It also can cause them to slow down upon entry. Because they don't know what side will be presented and slow to wait for which side will be presented.


----------



## Thomas Barriano (Mar 27, 2006)

Stacey Beller said:


> The Original Post stated PSA Style courage Test.
> 
> Left Bicep


Targeting only the left Bicep is great if all you're going to do is PSA and none of the decoys will ever turn early. I'd rather teach an upper body dog to retarget to what's available and work pivots
and yes dogs can retarget in mid air. ;-)


----------



## Ted Summers (May 14, 2012)

It's obvious he knew and the dog knew where it was going; left bicep/pocket. Make sure he keeps his arms up till the bite. He flagged (flattened/straightened) his arm. Theoretically the dog can bite anywhere. Flagging is telling the dog "bite here." I did it and I still do it with new dogs. Also, minor deal but he faded away from the bite. He knew she was coming to the pocket and flagged and moved to the right. You'll have dogs, like mine, that know what's going on and they will fade to the decoy right to hit the left pocket. They do it because we spin away from the bite to absorb. Plus, mine learned via muzzle fitting to use his body to hit the decoy. It looks good as he's already in position to drape across the decoy before his feet hit the ground to go right into the drive. You'll see decoys move right to counter their approach and end up getting hit in the chest and stuffing the dog. Tell him arms up, straight lines (don't adjust to the dog) always straight lines, don't flag, wait for impact and absorb, turn and drive... Send him to Dallas the first weekend in Feb


----------



## Austin Porter (Oct 14, 2011)

Ted Summers said:


> It's obvious he knew and the dog knew where it was going; left bicep/pocket.

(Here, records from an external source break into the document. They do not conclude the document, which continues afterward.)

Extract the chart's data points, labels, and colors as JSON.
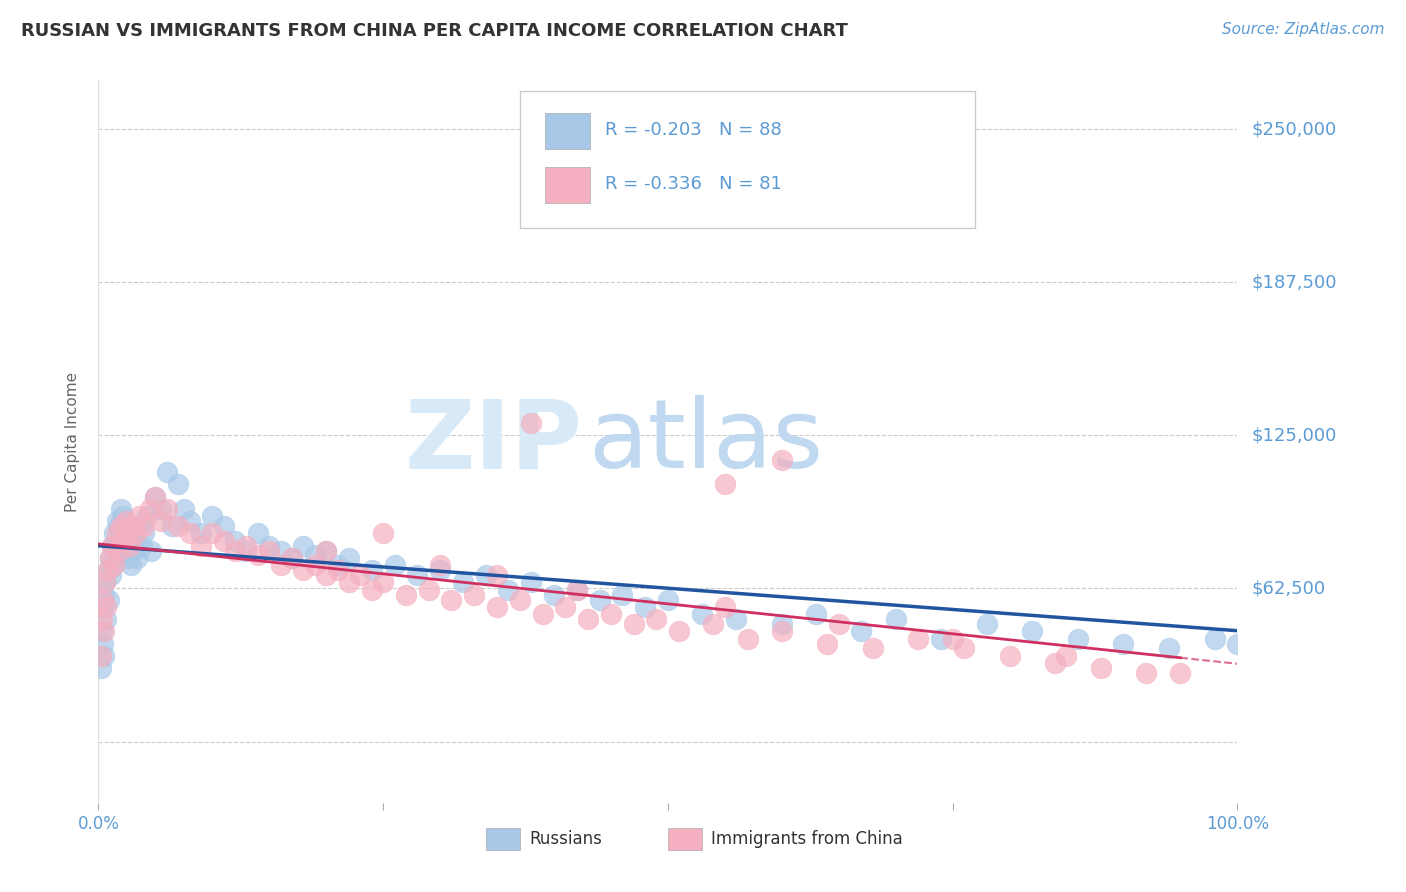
{
  "title": "RUSSIAN VS IMMIGRANTS FROM CHINA PER CAPITA INCOME CORRELATION CHART",
  "source_text": "Source: ZipAtlas.com",
  "ylabel": "Per Capita Income",
  "xlim": [
    0.0,
    100.0
  ],
  "ylim": [
    -25000,
    270000
  ],
  "yticks": [
    0,
    62500,
    125000,
    187500,
    250000
  ],
  "ytick_labels": [
    "",
    "$62,500",
    "$125,000",
    "$187,500",
    "$250,000"
  ],
  "axis_color": "#5b9bd5",
  "background_color": "#ffffff",
  "watermark_zip": "ZIP",
  "watermark_atlas": "atlas",
  "legend_r1": "-0.203",
  "legend_n1": "88",
  "legend_r2": "-0.336",
  "legend_n2": "81",
  "legend_label1": "Russians",
  "legend_label2": "Immigrants from China",
  "scatter_color1": "#a8c8e8",
  "scatter_color2": "#f4b0c0",
  "line_color1": "#2255a0",
  "line_color2": "#d03060",
  "russians_x": [
    0.2,
    0.3,
    0.4,
    0.4,
    0.5,
    0.5,
    0.6,
    0.7,
    0.8,
    0.9,
    1.0,
    1.1,
    1.2,
    1.3,
    1.4,
    1.5,
    1.6,
    1.7,
    1.8,
    1.9,
    2.0,
    2.1,
    2.2,
    2.3,
    2.4,
    2.5,
    2.6,
    2.7,
    2.8,
    2.9,
    3.0,
    3.2,
    3.4,
    3.6,
    3.8,
    4.0,
    4.3,
    4.6,
    5.0,
    5.5,
    6.0,
    6.5,
    7.0,
    7.5,
    8.0,
    9.0,
    10.0,
    11.0,
    12.0,
    13.0,
    14.0,
    15.0,
    16.0,
    17.0,
    18.0,
    19.0,
    20.0,
    21.0,
    22.0,
    24.0,
    26.0,
    28.0,
    30.0,
    32.0,
    34.0,
    36.0,
    38.0,
    40.0,
    42.0,
    44.0,
    46.0,
    48.0,
    50.0,
    53.0,
    56.0,
    60.0,
    63.0,
    67.0,
    70.0,
    74.0,
    78.0,
    82.0,
    86.0,
    90.0,
    94.0,
    98.0,
    100.0,
    50.0
  ],
  "russians_y": [
    30000,
    45000,
    55000,
    40000,
    60000,
    35000,
    65000,
    50000,
    70000,
    58000,
    75000,
    68000,
    80000,
    72000,
    85000,
    78000,
    90000,
    82000,
    88000,
    76000,
    95000,
    85000,
    92000,
    80000,
    86000,
    78000,
    84000,
    75000,
    80000,
    72000,
    78000,
    82000,
    75000,
    88000,
    80000,
    85000,
    92000,
    78000,
    100000,
    95000,
    110000,
    88000,
    105000,
    95000,
    90000,
    85000,
    92000,
    88000,
    82000,
    78000,
    85000,
    80000,
    78000,
    75000,
    80000,
    76000,
    78000,
    72000,
    75000,
    70000,
    72000,
    68000,
    70000,
    65000,
    68000,
    62000,
    65000,
    60000,
    62000,
    58000,
    60000,
    55000,
    58000,
    52000,
    50000,
    48000,
    52000,
    45000,
    50000,
    42000,
    48000,
    45000,
    42000,
    40000,
    38000,
    42000,
    40000,
    230000
  ],
  "china_x": [
    0.2,
    0.3,
    0.4,
    0.5,
    0.6,
    0.7,
    0.8,
    1.0,
    1.2,
    1.4,
    1.6,
    1.8,
    2.0,
    2.2,
    2.4,
    2.6,
    2.8,
    3.0,
    3.3,
    3.6,
    4.0,
    4.5,
    5.0,
    5.5,
    6.0,
    7.0,
    8.0,
    9.0,
    10.0,
    11.0,
    12.0,
    13.0,
    14.0,
    15.0,
    16.0,
    17.0,
    18.0,
    19.0,
    20.0,
    21.0,
    22.0,
    23.0,
    24.0,
    25.0,
    27.0,
    29.0,
    31.0,
    33.0,
    35.0,
    37.0,
    39.0,
    41.0,
    43.0,
    45.0,
    47.0,
    49.0,
    51.0,
    54.0,
    57.0,
    60.0,
    64.0,
    68.0,
    72.0,
    76.0,
    80.0,
    84.0,
    88.0,
    92.0,
    30.0,
    35.0,
    42.0,
    55.0,
    65.0,
    75.0,
    85.0,
    95.0,
    55.0,
    60.0,
    20.0,
    25.0,
    38.0
  ],
  "china_y": [
    35000,
    50000,
    58000,
    45000,
    65000,
    55000,
    70000,
    75000,
    80000,
    72000,
    85000,
    78000,
    88000,
    82000,
    90000,
    85000,
    80000,
    88000,
    85000,
    92000,
    88000,
    95000,
    100000,
    90000,
    95000,
    88000,
    85000,
    80000,
    85000,
    82000,
    78000,
    80000,
    76000,
    78000,
    72000,
    75000,
    70000,
    72000,
    68000,
    70000,
    65000,
    68000,
    62000,
    65000,
    60000,
    62000,
    58000,
    60000,
    55000,
    58000,
    52000,
    55000,
    50000,
    52000,
    48000,
    50000,
    45000,
    48000,
    42000,
    45000,
    40000,
    38000,
    42000,
    38000,
    35000,
    32000,
    30000,
    28000,
    72000,
    68000,
    62000,
    55000,
    48000,
    42000,
    35000,
    28000,
    105000,
    115000,
    78000,
    85000,
    130000
  ]
}
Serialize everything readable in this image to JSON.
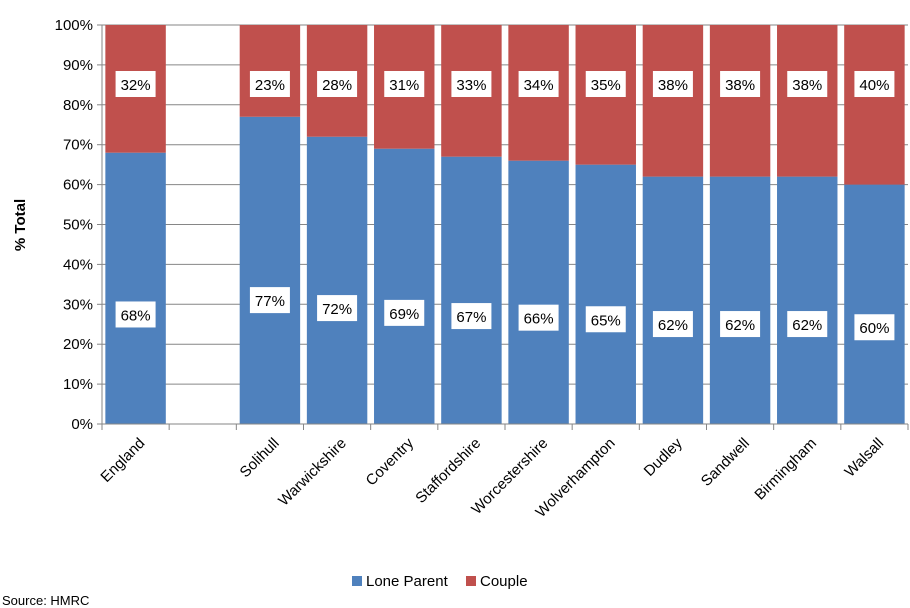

Make sure he keeps his arms up till the bite. He flagged (flattened/straightened) his arm. Theoretically the dog can bite anywhere. Flagging is telling the dog "bite here." I did it and I still do it with new dogs. Also, minor deal but he faded away from the bite. He knew she was coming to the pocket and flagged and moved to the right. You'll have dogs, like mine, that know what's going on and they will fade to the decoy right to hit the left pocket. They do it because we spin away from the bite to absorb. Plus, mine learned via muzzle fitting to use his body to hit the decoy. It looks good as he's already in position to drape across the decoy before his feet hit the ground to go right into the drive. You'll see decoys move right to counter their approach and end up getting hit in the chest and stuffing the dog. Tell him arms up, straight lines (don't adjust to the dog) always straight lines, don't flag, wait for impact and absorb, turn and drive... Send him to Dallas the first weekend in Feb


Good info Ted, Thank you! Whats in Dallas in Feb?


----------



## Ted Summers (May 14, 2012)

Decoy camp with Darrick and I think Jeff Ricco and Siggins


----------



## Joby Becker (Dec 13, 2009)

Thomas Barriano said:


> Targeting only the left Bicep is great if all you're going to do is PSA and none of the decoys will ever turn early. I'd rather teach an upper body dog to retarget to what's available and work pivots
> and yes dogs can retarget in mid air. ;-)


thomas..if the dog wants to bite and target is taken away, dogs will take what is in front of them, so yes they do retarget, as in take what they can get ...I have never had a dog that would only target one area, even if I have only shown that dog one target area purposely in training....

if the dog wants to bite, it bites..wherever it can.


----------



## Thomas Barriano (Mar 27, 2006)

Joby Becker said:


> thomas..if the dog wants to bite and target is taken away, dogs will take what is in front of them, so yes they do retarget, as in take what they can get ...I have never had a dog that would only target one area, even if I have only shown that dog one target area purposely in training....
> 
> if the dog wants to bite, it bites..wherever it can.


If you show a dog nothing but left bicep for 100 x and on the 101 st time take away the left bicep. Not many dogs will readjust in time. Many many years ago Armin Winkler told a story about working with a National Schutzhund team and how putting on a right arm sleeve confused a lot of them, because they'd never seen it before.


----------



## Joby Becker (Dec 13, 2009)

Thomas Barriano said:


> If you show a dog nothing but left bicep for 100 x and on the 101 st time take away the left bicep. Not many dogs will readjust in time. Many many years ago Armin Winkler told a story about working with a National Schutzhund team and how putting on a right arm sleeve confused a lot of them, because they'd never seen it before.


Thomas, no one ever said NEVER to show the dog anything else...not many dogs will adjust well if in flight and target is taken away...in PSA style courage test...they will not move over to right side of body anyhow, not enough time..they will grab chest/shoulder/stomach whatever...not right bicep that is for sure...

For some dogs yes that could be a huge problem depending on the training.


----------



## Thomas Barriano (Mar 27, 2006)

Joby Becker said:


> Thomas, no one ever said NEVER to show the dog anything else...not many dogs will adjust well if in flight and target is taken away...in PSA style courage test...they will not move over to right side of body anyhow, not enough time..they will grab chest/shoulder/stomach whatever...not right bicep that is for sure...
> 
> For some dogs yes that could be a huge problem depending on the training.



Ring dogs in general and French Ring in particular are much better at readjusting to new targets if the primary target is no longer available. I'll take your word that no PSA dog has ever bitten the right bicep, based on your vast PSA decoy experience.


----------



## Oscar Mora (Mar 31, 2010)

Decoy looks like a natural.....Thanks for sharing.


----------



## Austin Porter (Oct 14, 2011)

Thanks Oscar!


----------